Everyone who owns either an iPod Touch or an iPhone have experienced that the battery power sometimes increases when playing music. The effect is actually easily reproduced.
Yes, this was just a April Fool's Day joke :)
(see my comment for details)
That is pretty neat, right?
It turns out that the modulation of certain sounds actually regenerates the battery. This is a combination between how electricity is flowing through your iPhone, to the earplug socket and the small amount of energy radiation that is bounced of the sides of the battery.
When the flow of electricity is moving at certain pulses, at a very specific frequency, the battery will recharge!
The effect is similar to the wireless battery charger mats. Where you simply place your device over a special electric area.
See David Pouge's review of charging mats.
While it is great that you can actually recharge your battery simply by listening to music, there are a few problems to consider.
The pulses and frequency has to be in very specific range, meaning only some form of music tends to work. Fast paced music, being either heavy rock or techno will drain your battery rather than recharging it. While slow paced music tends to work much better. Especially country music seems to have a positive effect with 0.2% higher recharging rate than any other form of music.
Classical music is tricky. Anything that contains a piano or a violin will drain your battery far quicker than normal, due to the high frequency sounds, and do not go near anything that has to do with Opera.
Classic acoustic guitar works just fine (which match the positive effect of country music).
Podcasts and audio books are especially interesting - although with a huge differences. It works fine with The Daily GizWiz (although not during the Thursday theme), while it didn't work at all with the audio book "The Funny Thing Is..." by Ellen Degeneres.
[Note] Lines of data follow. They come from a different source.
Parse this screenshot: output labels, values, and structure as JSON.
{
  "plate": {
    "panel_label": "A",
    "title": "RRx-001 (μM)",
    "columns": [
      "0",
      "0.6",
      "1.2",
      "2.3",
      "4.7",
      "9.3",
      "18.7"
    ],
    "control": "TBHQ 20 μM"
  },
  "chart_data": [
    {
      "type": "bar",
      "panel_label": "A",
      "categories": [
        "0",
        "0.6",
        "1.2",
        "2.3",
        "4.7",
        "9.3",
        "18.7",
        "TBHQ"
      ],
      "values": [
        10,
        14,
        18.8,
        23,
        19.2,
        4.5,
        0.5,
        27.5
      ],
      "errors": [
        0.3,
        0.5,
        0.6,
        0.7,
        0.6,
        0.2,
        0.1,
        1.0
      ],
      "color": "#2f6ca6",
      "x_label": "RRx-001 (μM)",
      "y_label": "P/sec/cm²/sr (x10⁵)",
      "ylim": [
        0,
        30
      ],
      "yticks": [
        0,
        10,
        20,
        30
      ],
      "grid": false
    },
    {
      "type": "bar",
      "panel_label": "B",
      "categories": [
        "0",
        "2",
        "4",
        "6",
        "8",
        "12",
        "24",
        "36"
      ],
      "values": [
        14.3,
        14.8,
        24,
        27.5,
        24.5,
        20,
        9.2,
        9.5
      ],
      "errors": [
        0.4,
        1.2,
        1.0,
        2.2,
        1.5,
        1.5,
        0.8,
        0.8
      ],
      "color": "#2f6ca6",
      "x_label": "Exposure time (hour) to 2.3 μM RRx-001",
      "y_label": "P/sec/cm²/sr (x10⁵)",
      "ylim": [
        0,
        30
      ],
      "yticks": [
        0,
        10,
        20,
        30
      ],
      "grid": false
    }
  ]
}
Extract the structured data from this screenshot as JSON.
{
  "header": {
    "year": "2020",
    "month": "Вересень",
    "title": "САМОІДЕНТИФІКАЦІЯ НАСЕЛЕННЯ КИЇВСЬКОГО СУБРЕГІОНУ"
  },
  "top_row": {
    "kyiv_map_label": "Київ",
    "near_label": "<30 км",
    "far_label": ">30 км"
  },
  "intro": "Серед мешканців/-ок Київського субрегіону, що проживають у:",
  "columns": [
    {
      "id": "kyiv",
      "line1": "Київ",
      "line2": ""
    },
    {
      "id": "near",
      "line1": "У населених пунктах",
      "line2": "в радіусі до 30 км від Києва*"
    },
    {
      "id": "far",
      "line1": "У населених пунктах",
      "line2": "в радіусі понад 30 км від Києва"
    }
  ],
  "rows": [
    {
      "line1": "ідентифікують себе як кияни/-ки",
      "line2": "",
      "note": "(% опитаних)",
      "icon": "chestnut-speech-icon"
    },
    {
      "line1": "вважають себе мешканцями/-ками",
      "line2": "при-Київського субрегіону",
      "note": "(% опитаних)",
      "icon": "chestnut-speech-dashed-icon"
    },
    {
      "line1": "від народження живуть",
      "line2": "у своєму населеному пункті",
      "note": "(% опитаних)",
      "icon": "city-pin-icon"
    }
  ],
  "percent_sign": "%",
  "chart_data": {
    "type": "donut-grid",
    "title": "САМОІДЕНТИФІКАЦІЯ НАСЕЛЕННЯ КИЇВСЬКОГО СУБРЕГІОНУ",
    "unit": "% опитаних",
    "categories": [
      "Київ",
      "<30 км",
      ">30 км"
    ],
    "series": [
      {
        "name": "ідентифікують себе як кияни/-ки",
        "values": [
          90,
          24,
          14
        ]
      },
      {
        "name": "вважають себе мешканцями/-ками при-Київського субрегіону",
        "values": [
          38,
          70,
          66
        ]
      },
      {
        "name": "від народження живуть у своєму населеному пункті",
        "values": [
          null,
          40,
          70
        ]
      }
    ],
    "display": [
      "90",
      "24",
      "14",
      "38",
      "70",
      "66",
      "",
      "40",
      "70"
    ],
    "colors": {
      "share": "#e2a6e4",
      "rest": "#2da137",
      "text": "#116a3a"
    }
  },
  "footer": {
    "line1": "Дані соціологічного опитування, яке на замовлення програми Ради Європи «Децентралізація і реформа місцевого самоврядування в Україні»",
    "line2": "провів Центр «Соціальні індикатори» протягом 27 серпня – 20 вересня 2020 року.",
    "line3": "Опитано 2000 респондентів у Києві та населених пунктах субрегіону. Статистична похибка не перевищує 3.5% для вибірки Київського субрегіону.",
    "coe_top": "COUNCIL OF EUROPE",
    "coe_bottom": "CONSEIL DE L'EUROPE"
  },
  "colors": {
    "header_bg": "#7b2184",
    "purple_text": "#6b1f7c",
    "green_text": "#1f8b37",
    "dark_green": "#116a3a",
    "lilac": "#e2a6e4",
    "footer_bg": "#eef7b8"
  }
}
In fact it seemed to drain far quicker than normal.
But most importantly, your battery will never actually fully recharge. Once the remaining power reach about 21% full, the built in Mac OS X energy saver will take over. This only works while the battery is displaying a red battery indicator (at which point the energy saver is switched off by the system).
You can however repeat this process, depending on the type of music you decide to hear.
Also, this only works with the iPhone 3G or the 2nd generation iPod Touch. And this doesn't work when the screen is on, since the power consumed by the screen exceeds the recharging power of the music.